With the sun setting in the background, we were alerted to a predator by a troop of monkeys, however, literally moments before they began their alarm, this young monkey sat in the grass feeding on seeds and was not phased by our vehicle at all. A rare opportunity indeed.
I will never forget this encounter with the Gowrie male, who approached our vehicle and stood a little more than a metre from us. He was inspecting scent from a female who had lay in the exact position where we had parked our car. This was unknown to us at the time and made the encounter so much more intense.
Sleeping lions are a part of life out here. They are lazy cats that conserve their energy until the moment is right. In this sighting, we arrived to the Sparta pride, fast asleep in an eroded open area, and braced ourselves for what we thought would be a fairly common sighting of lions sleeping. Within minutes of being there, the lions perked up, locked eyes on to a male giraffe and without warning, a lioness took off after the giraffe at high speed. This was the only image I managed to capture. A moment I won’t forget soon.

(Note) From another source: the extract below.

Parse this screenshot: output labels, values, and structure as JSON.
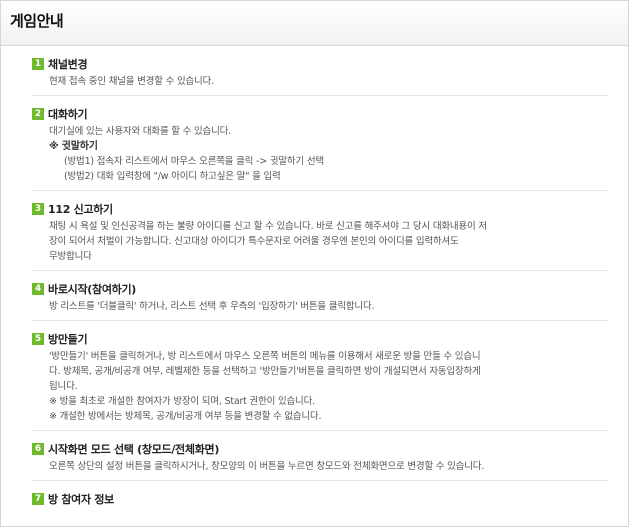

Tracking a leopard is often painstaking and intense. It is a process that can sometimes take hours. This morning we were on the trail of the Tamboti female and in the distance we heard some hyena vocalising and screeching. We set off in hot pursuit of this noise and arrived to find these two hyena fighting over an impala kill that they had stolen from the female. Fortunately later that morning we found her as well, grooming the fresh blood from her face with an empty stomach.
Another encounter with the Gowrie male allowed me to capture this beautiful shot. Obviously showing his anger here, which was not at us but at a female who had stumbled upon him. Being a solitary animal they do not enjoy the presence of other leopards close by.
An afternoon spent with a crash of rhino, the sun setting and some good friends. What more could you ask for?
For 14 months I waited patiently to watch lions cross the causeway. In the past two months I have witnessed it three times, and each is as special as the last. However, this time all things fell into place. The light was good, I had my camera in the vehicle, and all four Majingilane males crossed at once!
Reflections are sometimes hard to come by and photograph, and so when this opportunity presented itself I was so excited to tick the box. This pan is the perfect place to watch animals like elephant and rhino drink during the day and happens to be very close to an active hyena den. Here an adult comes to cool itself down after a long morning foraging.
One of my highlights of this winter, purely because of the circumstances. A quiet afternoon, the setting sun, an alarm call, then silence. A troop of monkeys chattering, then alarming profusely. Chasing the light we arrived to the Tu Tones male leopard walking into the sun, backlit in perfect glowing light.